Yes, religion is *very* political in Israel.

And, yes, Orthodox Judaism is the only accepted form of Judaism in Israel.

But, the article appears to say that the garb, being strict, and not recognizing female “Rabbis” is what separates them from Conservative and Reform Judaism.

The strongest reason that Orthodox Judaism cannot accept Conservative and Reform Judaism is hinted at with:

“In Reform Judaism, many worshipers work on the Sabbath, eat non-kosher foods and marry non-Jews. The Haredi see this assimilation as a threat to Judaism, and point to the high rate of intermarriage among non-Orthodox Jews.”

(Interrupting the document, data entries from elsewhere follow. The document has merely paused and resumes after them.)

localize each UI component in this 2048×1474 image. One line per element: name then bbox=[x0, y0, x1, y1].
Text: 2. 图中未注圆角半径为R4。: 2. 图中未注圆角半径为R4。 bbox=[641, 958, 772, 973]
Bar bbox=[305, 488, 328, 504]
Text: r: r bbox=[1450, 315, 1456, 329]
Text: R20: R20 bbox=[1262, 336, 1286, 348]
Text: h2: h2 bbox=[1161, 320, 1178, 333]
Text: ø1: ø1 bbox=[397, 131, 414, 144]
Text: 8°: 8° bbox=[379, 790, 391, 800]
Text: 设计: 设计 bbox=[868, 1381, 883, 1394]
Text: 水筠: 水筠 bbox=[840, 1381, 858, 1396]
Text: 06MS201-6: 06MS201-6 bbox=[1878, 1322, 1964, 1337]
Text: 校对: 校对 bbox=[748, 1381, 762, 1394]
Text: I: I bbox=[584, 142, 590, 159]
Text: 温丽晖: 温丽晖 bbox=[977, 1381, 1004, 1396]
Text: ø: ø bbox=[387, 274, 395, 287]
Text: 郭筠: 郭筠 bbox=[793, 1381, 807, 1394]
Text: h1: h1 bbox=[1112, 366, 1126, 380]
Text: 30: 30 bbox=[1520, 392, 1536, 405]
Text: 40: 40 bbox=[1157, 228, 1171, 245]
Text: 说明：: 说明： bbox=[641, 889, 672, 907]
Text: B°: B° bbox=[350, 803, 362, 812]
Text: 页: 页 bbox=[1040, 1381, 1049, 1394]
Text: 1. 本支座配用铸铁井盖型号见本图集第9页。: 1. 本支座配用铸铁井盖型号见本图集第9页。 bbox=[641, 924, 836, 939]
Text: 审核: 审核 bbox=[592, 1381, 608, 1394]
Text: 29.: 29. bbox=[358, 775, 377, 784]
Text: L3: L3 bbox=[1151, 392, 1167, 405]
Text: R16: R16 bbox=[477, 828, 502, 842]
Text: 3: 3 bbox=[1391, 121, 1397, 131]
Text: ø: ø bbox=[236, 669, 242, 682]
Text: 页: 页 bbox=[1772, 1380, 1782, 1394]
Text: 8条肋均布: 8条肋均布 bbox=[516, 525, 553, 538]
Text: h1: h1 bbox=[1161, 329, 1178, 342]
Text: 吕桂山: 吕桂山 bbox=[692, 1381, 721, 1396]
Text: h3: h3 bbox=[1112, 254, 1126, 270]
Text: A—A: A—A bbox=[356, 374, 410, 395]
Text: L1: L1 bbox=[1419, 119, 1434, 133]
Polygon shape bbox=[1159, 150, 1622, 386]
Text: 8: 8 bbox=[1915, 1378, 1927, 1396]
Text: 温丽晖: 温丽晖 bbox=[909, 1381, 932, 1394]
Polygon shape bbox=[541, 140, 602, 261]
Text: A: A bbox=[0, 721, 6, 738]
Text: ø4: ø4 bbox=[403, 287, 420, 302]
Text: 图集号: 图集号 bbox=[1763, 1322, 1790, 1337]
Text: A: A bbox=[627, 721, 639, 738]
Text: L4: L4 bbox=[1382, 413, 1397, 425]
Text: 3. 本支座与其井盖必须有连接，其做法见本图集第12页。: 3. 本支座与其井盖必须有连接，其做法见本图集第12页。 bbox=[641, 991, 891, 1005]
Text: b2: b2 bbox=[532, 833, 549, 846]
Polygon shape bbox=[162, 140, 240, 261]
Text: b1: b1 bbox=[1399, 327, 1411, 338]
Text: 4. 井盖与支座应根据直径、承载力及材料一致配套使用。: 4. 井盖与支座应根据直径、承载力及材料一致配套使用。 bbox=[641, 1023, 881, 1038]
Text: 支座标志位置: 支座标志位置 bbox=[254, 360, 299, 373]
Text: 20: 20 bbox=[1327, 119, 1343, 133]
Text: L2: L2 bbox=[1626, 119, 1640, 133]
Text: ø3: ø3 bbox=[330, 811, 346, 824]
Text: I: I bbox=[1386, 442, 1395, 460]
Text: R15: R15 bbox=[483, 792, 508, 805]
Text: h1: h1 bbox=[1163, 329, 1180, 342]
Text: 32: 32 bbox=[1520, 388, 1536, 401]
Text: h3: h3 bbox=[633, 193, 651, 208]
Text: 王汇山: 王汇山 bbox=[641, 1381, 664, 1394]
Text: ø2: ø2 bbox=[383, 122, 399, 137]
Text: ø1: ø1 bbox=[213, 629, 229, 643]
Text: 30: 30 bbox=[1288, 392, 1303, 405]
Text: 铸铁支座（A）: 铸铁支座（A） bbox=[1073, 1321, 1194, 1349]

The real disagreement between traditional Judaism and the newcomers is the definition of who is Jewish. While Conservative and Reform Judaism have varying degrees of acceptance of intermarriage (some requiring conversion and some not even requiring that), traditional Judaism is concerned that the product of intermarriage or of any number of halachicly improper unions can have long-lasting effects on the halachic status of the child.

While someone who eats non-kosher can easily be accepted into the Orthodox community, it is more problematic for someone who violates the Sabbath. That person can be accepted, but may be barred from being a legal witness concerning matters of Jewish law. A child of an adulterous relationship, while they can be a witness, cannot marry someone who is the product of a non-adulterous relationship.

And the child of intermarriage is only Jewish if the mother was Jewish and the conversion of a non-Jew to a Jew is only acceptable if certain conditions are met (like committing themselves to eat kosher and follow the Sabbath laws).

The difficulty with Conservative and Reform Judaism (from the point of view of traditional Judaism) is that you cannot tell if the person meets the requirements according to Jewish law. If their clergy don’t keep the Sabbath, how can they require their converted persons to keep the Sabbath.

Thus the differences between the two “camps” is the question that is still reverberating in Israel of “Who is a Jew?”

Posted by Izzy | Report as abusive

I live in Haifa, and would like to remind everyone that The true basis of Judaism is in my oinion is to be one nation serving both the spirit and the laws of our faith. All Jews are equal.
The next potential wave of immigration should be from North America. Many North American Jews are Reformed, not traditional. I hope that we are building a nation based on the right of all Jews to choose their own ideas. History has shown us that we must be one nation, or we will not exist. Interpreting and maintaining the laws of our faith is very important and our Orthodox brothers deserve great praise in that respect. Let us teach each other and work together as one nation.

Posted by Earl Shugerman | Report as abusive

I am a Reform Jew in America and I would like to move to Israel. Its very sad that there is so much animosity between the different Jewish movements. My Reform congregation is a wonderful place. We keep every Shabbat, we keep Kosher, we believe unquestioningly in the One Eternal God, we follow mitzvot and the commandments.